EU-Bürger festgenommen
Einige Märsche wurden schnell zu Anti-Ruhani-Protesten, mit gezielten Slogans gegen ihn und Reformer. «Nieder mit denen, die Kompromisse eingehen», riefen sie zum Beispiel. Andere forderten den Tod aller regimekritischen Demonstranten, die festgenommen worden waren. Es soll sich um mehr als 1000 Menschen handeln – unter ihnen ein Bürger der EU, der, so sagen iranische Behördenvertreter, von ausländischen Geheimdiensten geschickt worden sei, um Proteste zu leiten.
Bei den Pro-Regime-Demonstranten handelte es sich um Anhänger der Führung und des sogenannten «Welajate-Faghih»-Systems, das von der Führerschaft des Klerus und eines obersten Religionsgelehrten ausgeht. Bei staatlich-organisierten Kundgebungen sind diese treuen Anhänger des Regimes, darunter viele Beamte, immer dabei – nicht selten wird die Teilnahme als Beweis des Patriotismus gefordert.
Laut Innenministerium waren für die regimekritischen Proteste bis Mittwoch rund 42 000 Menschen auf die Straße gegangen, für das Establishment aber Hundertausende. An den Wahlurnen zeigt sich ein anderes Bild: Dort haben dem Klerus nahestehende Kandidaten in den vergangenen vier Jahren vier wichtige Wahlen gegen Reformer verloren.
Viele Hauptstädter hatten am Freitag befürchtet, es könnte Zusammenstöße von Regierungsanhängern und Gegnern geben. Die blieben aber zunächst aus.
UN-Sicherheitsrat wird zum Thema zusammenkommen
In der Nacht auf Freitag hatte es trotz einer Welle von Festnahmen und der Drohungen der iranischen Führung gegen Demonstranten wieder regimekritische Proteste gegeben. Berichte und Videos in sozialen Medien zeigten Kundgebungen unter anderem in den Städten Isfahan, Sarrin Schahr, Desful und Aligudars. Die meisten spielten sich weiterhin in ländlichen Regionen und mittelgroßen Städten ab und blieben weitgehend führerlos und spontan.

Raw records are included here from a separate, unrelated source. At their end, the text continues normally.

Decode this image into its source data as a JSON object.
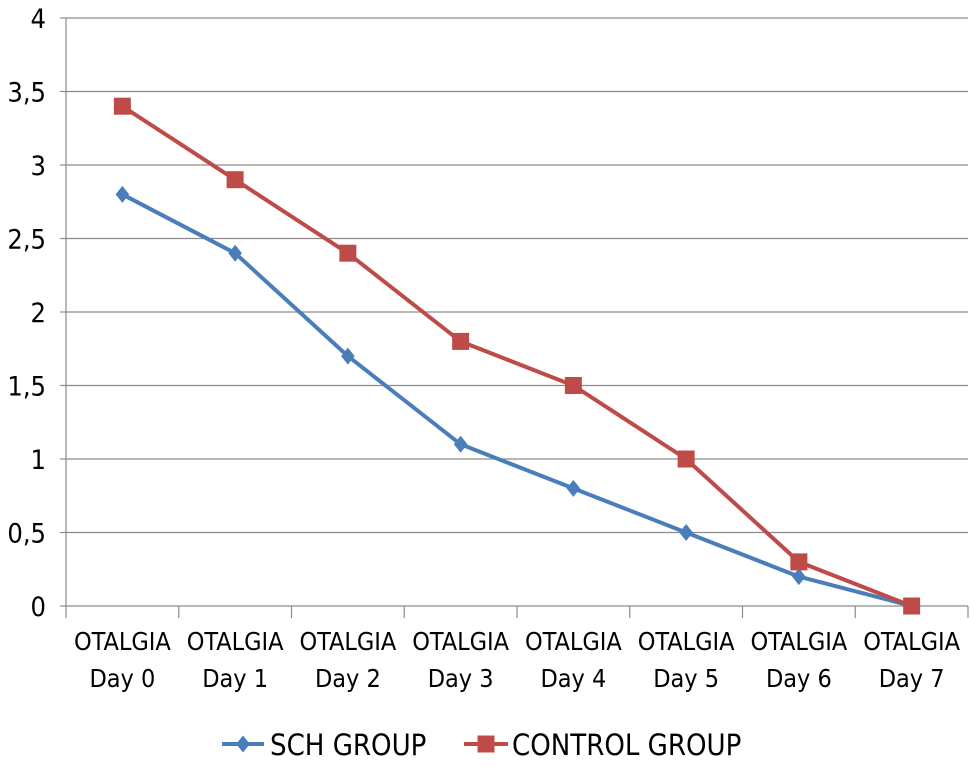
{
  "chart_data": {
    "type": "line",
    "categories": [
      [
        "OTALGIA",
        "Day 0"
      ],
      [
        "OTALGIA",
        "Day 1"
      ],
      [
        "OTALGIA",
        "Day 2"
      ],
      [
        "OTALGIA",
        "Day 3"
      ],
      [
        "OTALGIA",
        "Day 4"
      ],
      [
        "OTALGIA",
        "Day 5"
      ],
      [
        "OTALGIA",
        "Day 6"
      ],
      [
        "OTALGIA",
        "Day 7"
      ]
    ],
    "series": [
      {
        "name": "SCH GROUP",
        "marker": "diamond",
        "color": "#4a7ebb",
        "values": [
          2.8,
          2.4,
          1.7,
          1.1,
          0.8,
          0.5,
          0.2,
          0
        ]
      },
      {
        "name": "CONTROL GROUP",
        "marker": "square",
        "color": "#be4b48",
        "values": [
          3.4,
          2.9,
          2.4,
          1.8,
          1.5,
          1.0,
          0.3,
          0
        ]
      }
    ],
    "ylim": [
      0,
      4
    ],
    "yticks": [
      0,
      0.5,
      1,
      1.5,
      2,
      2.5,
      3,
      3.5,
      4
    ],
    "ytick_labels": [
      "0",
      "0,5",
      "1",
      "1,5",
      "2",
      "2,5",
      "3",
      "3,5",
      "4"
    ],
    "grid": true,
    "legend_position": "bottom",
    "title": "",
    "xlabel": "",
    "ylabel": ""
  }
}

Manche wirkten wie Sit-Ins mit Gesang, andere wie Märsche mit Hunderten Teilnehmern. Unabhängig überprüfen ließen sich Berichte und Datierung nicht.
Am Freitag will sich der UN-Sicherheitsrat in einer Dringlichkeitssitzung mit der angespannten Lage im Iran beschäftigen. Das Treffen soll um 15.00 Uhr Ortszeit (21.00 Uhr MEZ) beginnen, wie die Vereinten Nationen in New York mitteilten. Die USA hatten eine solche Sitzung gefordert.